I can’t leave out the work in Beyers Naude Square despite the fact that I find it visually offensive and unconvincing in terms of message: a public sculpture of a woman with a baby on her back carrying a Molotov Cocktail in one hand and a Democracy is Dialogue placard in the other.
This is what the artist Lawrence Leaoana says about the work:
a figure inspired by the global image of the goddess of democracy, usually holding a light in the form of a torch. This particular figure holds a bottle with a candle .. in it which has an ambiguous quality as it also refers to the history of violence in reaching democracy, [the] Molotov Cocktail.
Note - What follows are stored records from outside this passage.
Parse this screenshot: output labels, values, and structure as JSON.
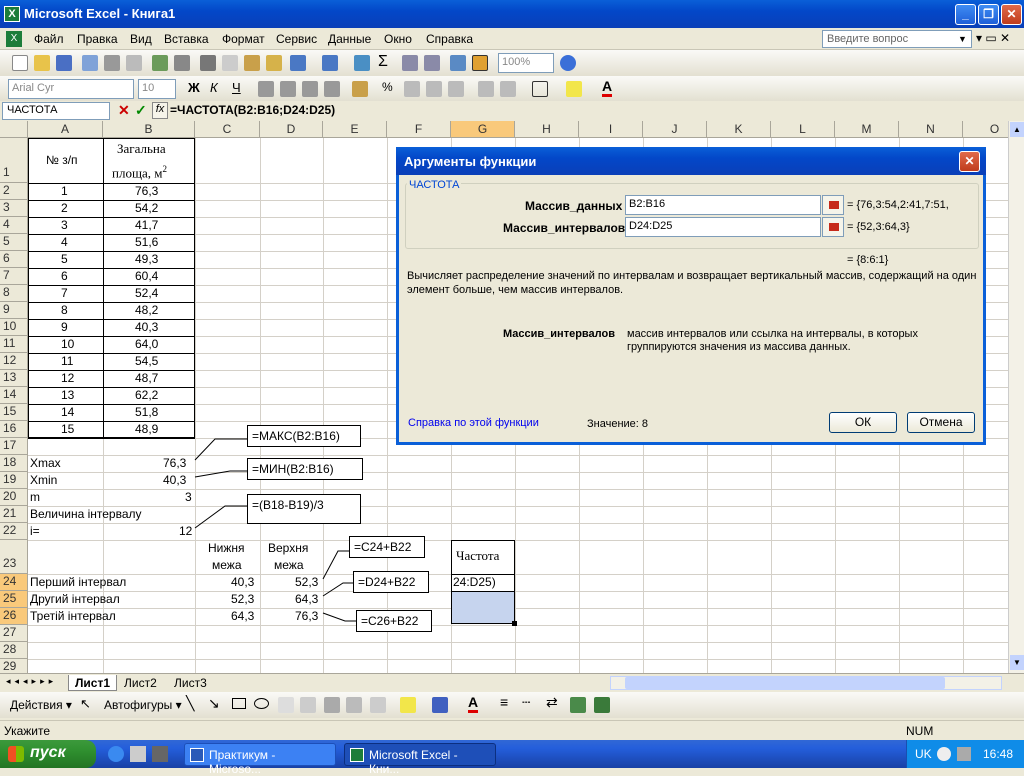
{
  "window": {
    "title": "Microsoft Excel - Книга1"
  },
  "menu": {
    "items": [
      "Файл",
      "Правка",
      "Вид",
      "Вставка",
      "Формат",
      "Сервис",
      "Данные",
      "Окно",
      "Справка"
    ],
    "ask_placeholder": "Введите вопрос"
  },
  "toolbar": {
    "zoom": "100%",
    "font": "Arial Cyr",
    "size": "10"
  },
  "formula_bar": {
    "name_box": "ЧАСТОТА",
    "formula": "=ЧАСТОТА(B2:B16;D24:D25)"
  },
  "columns": [
    "A",
    "B",
    "C",
    "D",
    "E",
    "F",
    "G",
    "H",
    "I",
    "J",
    "K",
    "L",
    "M",
    "N",
    "O"
  ],
  "rows": [
    "1",
    "2",
    "3",
    "4",
    "5",
    "6",
    "7",
    "8",
    "9",
    "10",
    "11",
    "12",
    "13",
    "14",
    "15",
    "16",
    "17",
    "18",
    "19",
    "20",
    "21",
    "22",
    "23",
    "24",
    "25",
    "26",
    "27",
    "28",
    "29"
  ],
  "sheet": {
    "a1": "№ з/п",
    "b1_line1": "Загальна",
    "b1_line2": "площа, м",
    "b1_sup": "2",
    "numbers": [
      "1",
      "2",
      "3",
      "4",
      "5",
      "6",
      "7",
      "8",
      "9",
      "10",
      "11",
      "12",
      "13",
      "14",
      "15"
    ],
    "areas": [
      "76,3",
      "54,2",
      "41,7",
      "51,6",
      "49,3",
      "60,4",
      "52,4",
      "48,2",
      "40,3",
      "64,0",
      "54,5",
      "48,7",
      "62,2",
      "51,8",
      "48,9"
    ],
    "xmax_label": "Xmax",
    "xmax": "76,3",
    "xmin_label": "Xmin",
    "xmin": "40,3",
    "m_label": "m",
    "m": "3",
    "interval_label": "Величина інтервалу",
    "i_label": "i=",
    "i": "12",
    "lower_line1": "Нижня",
    "lower_line2": "межа",
    "upper_line1": "Верхня",
    "upper_line2": "межа",
    "freq_header": "Частота",
    "int1": "Перший інтервал",
    "int1_low": "40,3",
    "int1_high": "52,3",
    "int2": "Другий інтервал",
    "int2_low": "52,3",
    "int2_high": "64,3",
    "int3": "Третій інтервал",
    "int3_low": "64,3",
    "int3_high": "76,3",
    "g24": "24:D25)",
    "callout_max": "=МАКС(B2:B16)",
    "callout_min": "=МИН(B2:B16)",
    "callout_i": "=(B18-B19)/3",
    "callout_c24": "=C24+B22",
    "callout_d24": "=D24+B22",
    "callout_c26": "=C26+B22"
  },
  "sheet_tabs": [
    "Лист1",
    "Лист2",
    "Лист3"
  ],
  "drawing_toolbar": {
    "actions": "Действия",
    "autoshapes": "Автофигуры"
  },
  "status": {
    "mode": "Укажите",
    "num": "NUM"
  },
  "dialog": {
    "title": "Аргументы функции",
    "group": "ЧАСТОТА",
    "arg1_label": "Массив_данных",
    "arg1_value": "B2:B16",
    "arg1_result": "= {76,3:54,2:41,7:51,",
    "arg2_label": "Массив_интервалов",
    "arg2_value": "D24:D25",
    "arg2_result": "= {52,3:64,3}",
    "total_result": "= {8:6:1}",
    "description": "Вычисляет распределение значений по интервалам и возвращает вертикальный массив, содержащий на один элемент больше, чем массив интервалов.",
    "help_arg_label": "Массив_интервалов",
    "help_arg_text": "массив интервалов или ссылка на интервалы, в которых группируются значения из массива данных.",
    "help_link": "Справка по этой функции",
    "value_label": "Значение:",
    "value": "8",
    "ok": "ОК",
    "cancel": "Отмена"
  },
  "taskbar": {
    "start": "пуск",
    "tasks": [
      "Практикум - Microso...",
      "Microsoft Excel - Кни..."
    ],
    "lang": "UK",
    "time": "16:48"
  }
}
The work for me speaks to the idea that women in protest were not passive as characterized by popular South African history but active agents in achieving their own freedom. …She stands on a plinth that is not traditional or normal, three pillars representing the antagonist, the protagonist and the deuteragonist.
I’m unclear as to who these three “agonists”are. I find the juxtaposition of baby and aggression unconvincing; the bulky figure teetering on the triangulated poles disproportionate; and the combination of Molotov Cocktail in one hand and a sign saying “Democracy is Dialogue” in the other, ironic to say the very least.
Far more effective is the simple form which counters the looming presence of Johannesburg Central Police Station (the infamous John Vorster Square Police Station): Simakade by Kagiso Pat Mautloa.
Simakade which in isiZulu means Forever Standing, is a huge granite rock (sourced by the sculptor Angus Taylor) bound with wire and mounted on a plinth. Symbolizing struggle and resilience, it speaks to the deaths in detention at John Vorster Police Station during apartheid. This form of simple monumentality is very powerful and for me, far more convincing, than the heavy-handed propagandistic figurative and outdated style of Soviet Socialist realism that still seems to have such currency in South Africa.
Gauteng Opera so deserves all our support.